AGED-CARE providers have a simple objective - to provide care to those in the community who need it most.
AGED-CARE providers have a simple objective - to provide care to those in the community who need it most.
But securing the resources to provide those essential services is a constant challenge for many charitable organisations, and makes the day-to-day operations of the business a lot more complex.
As UCH, formerly Uniting Church Homes, celebrates its 60th anniversary by honouring those who have helped thousands of Western Australians in need, its chief executive Vaughan Harding said maintaining a balance between charity and corporate body was daunting.
"It's rather a difficult balance to achieve, one of our criticisms at the moment is that we believe the federal government is not meeting its side of the partnership," Mr Harding said.

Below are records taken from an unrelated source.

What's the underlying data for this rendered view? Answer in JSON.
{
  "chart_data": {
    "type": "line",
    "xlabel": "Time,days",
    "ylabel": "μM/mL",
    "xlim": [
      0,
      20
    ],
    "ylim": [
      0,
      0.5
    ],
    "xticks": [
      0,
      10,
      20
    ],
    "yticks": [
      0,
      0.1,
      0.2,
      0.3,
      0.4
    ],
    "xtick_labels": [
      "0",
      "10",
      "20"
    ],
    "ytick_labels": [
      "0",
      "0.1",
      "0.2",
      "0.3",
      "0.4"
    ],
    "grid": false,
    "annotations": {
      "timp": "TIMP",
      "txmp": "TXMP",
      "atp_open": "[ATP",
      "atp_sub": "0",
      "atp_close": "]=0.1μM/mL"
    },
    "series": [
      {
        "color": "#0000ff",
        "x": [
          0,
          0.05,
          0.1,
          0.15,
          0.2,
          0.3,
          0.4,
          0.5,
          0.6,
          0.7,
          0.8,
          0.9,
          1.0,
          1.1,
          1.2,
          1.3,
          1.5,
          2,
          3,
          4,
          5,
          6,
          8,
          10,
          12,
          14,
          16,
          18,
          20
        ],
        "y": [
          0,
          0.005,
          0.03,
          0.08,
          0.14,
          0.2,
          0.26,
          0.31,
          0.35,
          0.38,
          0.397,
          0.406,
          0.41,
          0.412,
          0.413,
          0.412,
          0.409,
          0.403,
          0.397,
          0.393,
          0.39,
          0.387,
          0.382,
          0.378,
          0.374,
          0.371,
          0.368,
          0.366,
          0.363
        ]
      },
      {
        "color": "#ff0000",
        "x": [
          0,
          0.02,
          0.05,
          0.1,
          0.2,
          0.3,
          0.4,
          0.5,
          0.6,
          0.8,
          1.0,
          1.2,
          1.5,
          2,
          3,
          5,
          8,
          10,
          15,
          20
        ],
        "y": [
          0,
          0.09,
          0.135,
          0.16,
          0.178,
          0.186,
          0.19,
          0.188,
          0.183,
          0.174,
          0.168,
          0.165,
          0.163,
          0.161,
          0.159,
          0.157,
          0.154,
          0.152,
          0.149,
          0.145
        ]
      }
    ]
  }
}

"The funding we've been provided with is simply not sufficient to really respond to the needs of the community, to be able to grow services, particularly in the care side of things, or to keep our operations viable.
"That side of it is quite a challenge. We use sort of a Peter-Paul principle of using resources from one sector to support the activity and the work of another sector.
"But you can only do so much of that, and we see our core responsibility is to respond to the oldest, sickest and frailest members of our community.
"We need to make sure that we are able to continue to respond to those people."
Mr Harding said UCH owed its longevity against those odds to its employees and volunteers.
"It's not about the organisation, it's about the people involved," he said.
"I think one of the core strengths we've got is that we very much are people-focused and we respond to the needs of individual people."
Despite the efforts of UCH's dedicated staff and volunteers, Mr Harding said more challenges were ahead, due to Australia's rapidly ageing population.
"The baby boomer group are on our doorstep right now, and we'll have many a decade of responding to their needs," he told WA Business News.
"They have certainly been the ones that have driven the consumer revolution, so we would expect that they will be expecting from us a lot larger range of services.
"We think probably they'll be very focused on services in their own home ... and we'll need to become more sophisticated in the products that we are delivering."
Commonwealth reports released in the late 1980s and early 1990s led the governing body of the Uniting Church to amalgamate nine separate care organisations into the entity now known as Uniting Church Homes in 1992.
"They came to the conclusion that we couldn't continue to go in the direction that we were, and we needed to extend the range of services that were available, and also to increase the protections for older people," Mr Harding said.
"That was a defining moment that has enabled us to weather a number of storms that have occurred since then, and the many financial storms that have been imposed on us because of rules and regulations that have been determined by government.
"We think there will be many other challenges ahead of us as we try and meet the rapidly growing needs of our community."